Resensi Buku ; Kerudung Santet Gandrung

Resensi Buku ; Kerudung Santet Gandrung
BALAS DENDAM SANTET
Awalnya, pasti kebanyakan kita akan seram jika melihat sampul buku berjudul, “Kerudung Santet Gandrung” terbitan Desantara:2013, yang pernah diangkat dalam layar televisi berwujud sunetron, berjudul “Jejak Sinden”. Karena hanya dengan memamerkan satu mata yang sarat dengan warna hitam.

Namun setelah kita membacanya, kegerian itu secara perlahan akan musnah dengan sendirinya. Karena berbagai permasalahan yang diceritakan penulisnya, “Hasnan Singodimayan” kentara dengan kisah keseharian kita pada umumnya.

Berbagai cerita pun disuguhkan kepada kita dengan buku setebal 214 halaman ini. Mulai berebut wanita yang cantik, masalah kerudung dalam perspektif masyarakat, unsur negatif untuk penari gandrung atau ledek, sampai pada masalah perdukunan.

Balas dendam adalah tindakan yang mungkin menjadi satu-satunya tindakan yang harus dilakukan seseorang mengingat rasa dendamnya sudah terlalu memuncak. Dalam realitas kehidupan kita akan sering mendengar atau melihat adegan-adegan seperti ini. entah itu dalam ranah politik, ekonomi, kemasyarakatan maupun dalam dunia pendidikan sekalipun.
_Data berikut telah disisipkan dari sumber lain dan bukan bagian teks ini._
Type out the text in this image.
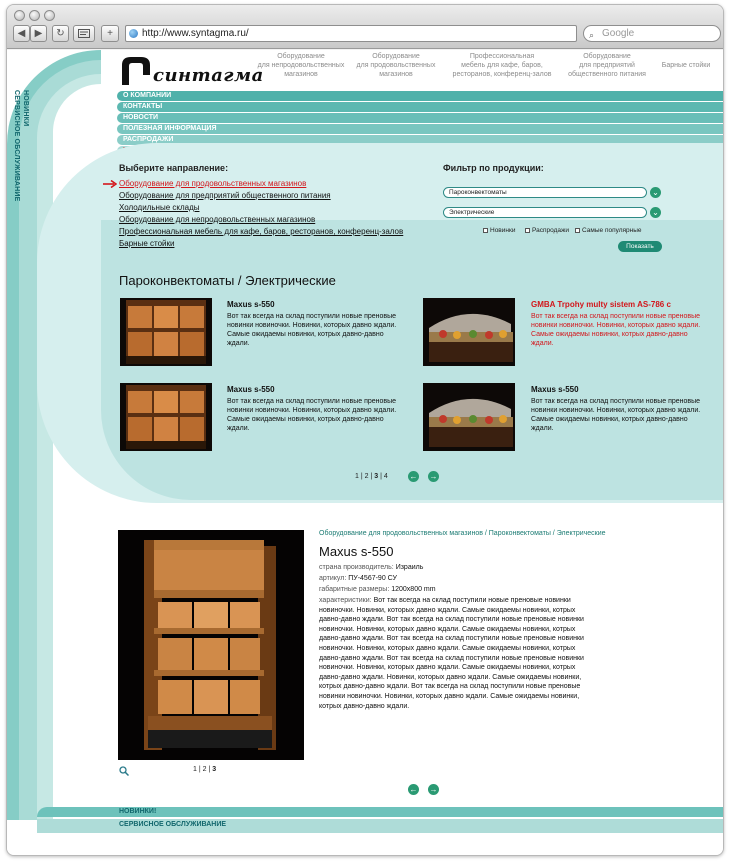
◀ ▶	↻	+	http://www.syntagma.ru/	⌕ Google
СЕРВИСНОЕ ОБСЛУЖИВАНИЕ НОВИНКИ
синтагма
Оборудование
для непродовольственных
магазинов
Оборудование
для продовольственных
магазинов
Профессиональная
мебель для кафе, баров,
ресторанов, конференц-залов
Оборудование
для предприятий
общественного питания
Барные стойки
О КОМПАНИИ
КОНТАКТЫ
НОВОСТИ
ПОЛЕЗНАЯ ИНФОРМАЦИЯ
РАСПРОДАЖИ
Выберите направление:
Оборудование для продовольственных магазинов
Оборудование для предприятий общественного питания
Холодильные склады
Оборудование для непродовольственных магазинов
Профессиональная мебель для кафе, баров, ресторанов, конференц-залов
Барные стойки
Фильтр по продукции:
Пароконвектоматы	⌄
Электрические	⌄
Новинки	Распродажи	Самые популярные
Показать
Пароконвектоматы / Электрические
Maxus s-550
Вот так всегда на склад поступили новые преновые новинки новиночки. Новинки, которых давно ждали. Самые ожидаемы новинки, котрых давно-давно ждали.
GMBA Trpohy multy sistem AS-786 c
Вот так всегда на склад поступили новые преновые новинки новиночки. Новинки, которых давно ждали. Самые ожидаемы новинки, котрых давно-давно ждали.
Maxus s-550
Вот так всегда на склад поступили новые преновые новинки новиночки. Новинки, которых давно ждали. Самые ожидаемы новинки, котрых давно-давно ждали.
Maxus s-550
Вот так всегда на склад поступили новые преновые новинки новиночки. Новинки, которых давно ждали. Самые ожидаемы новинки, котрых давно-давно ждали.
1 | 2 | 3 | 4	← →
Оборудование для продовольственных магазинов / Пароконвектоматы / Электрические
Maxus s-550
страна производитель: Израиль
артикул: ПУ-4567-90 СУ
габаритные размеры: 1200x800 mm
характеристики: Вот так всегда на склад поступили новые преновые новинки новиночки. Новинки, которых давно ждали. Самые ожидаемы новинки, котрых давно-давно ждали. Вот так всегда на склад поступили новые преновые новинки новиночки. Новинки, которых давно ждали. Самые ожидаемы новинки, котрых давно-давно ждали. Вот так всегда на склад поступили новые преновые новинки новиночки. Новинки, которых давно ждали. Самые ожидаемы новинки, котрых давно-давно ждали. Вот так всегда на склад поступили новые преновые новинки новиночки. Новинки, которых давно ждали. Самые ожидаемы новинки, котрых давно-давно ждали. Новинки, которых давно ждали. Самые ожидаемы новинки, котрых давно-давно ждали. Вот так всегда на склад поступили новые преновые новинки новиночки. Новинки, которых давно ждали. Самые ожидаемы новинки, котрых давно-давно ждали.
1 | 2 | 3
← →
НОВИНКИ!
СЕРВИСНОЕ ОБСЛУЖИВАНИЕ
Dalam novel ini, berawal dari kecemburuan Nazirah, mantan istri Iqbal. Diceritakan iqbal adalah pengusaha tambak yang kaya raya dan mempunyai istri ke dua bernama Merlin, sang penari Gandrung, Jaipong, atau Tayub. Karena kecemburuan Nazirah terlalu besar terhadap Merlin, maka ia mempunyai ide mencari dukun agar ajian santet bisa tertuju kepada Merlin.

Namun layaknya bumerang yang dilemparkan dan kembali lagi ke arah yang melemparkan tadi, sang dukun ternyata sudah memiliki hubungan akrab dengan Merlin. Dan sang dukun merasa bersimpati kepada Merlin, karena telah melestarikan budaya tari Gandrung, sang dukun sagat menyukai permainan seperti itu.

Dalam tataran logika, kita tidak pernah mengenal istilah santet. Mungkin hanya ada dalam istilah sihir maupun takhayul semata. Namun anehnya, pemerintahan di DPR kita pernah digegerkan oleh kata santet itu sendiri. Dan berita itupun gencar di media massa maupun elektronik.

Di desa-desa yang mungkin jauh dari perkotaan, akan ada banyak istilah untuk santet ini. santet adalah sesosok kekuatan gaib jahat yang berupa penyakit untuk dikirimkan kepada seseorang yang dikehendaki seorang dukun. Tentunya harus terlebih dahulu dengan melakukan persyaratatan khusus.

Satu hal yang perlu dimengerti, salah satu pemberi catatan kaki dalam novel ini adalah Novi Anoegrajekti, Staf Pengajar Fakultas Sastra Universitas Jember. Disini ia melakukan pandangan-pandangan tidak dari segi takhayul santet, melainkan tokoh-tokohmnya merujuk pada potret keseharian realita hidup. Ia menuliskan, “Membaca novel Hasnan, tidak jelas lagi apakah novel in harus dipandang sebagai karya sastra ataukah sebuah laporan kehidupan sehari-hari.”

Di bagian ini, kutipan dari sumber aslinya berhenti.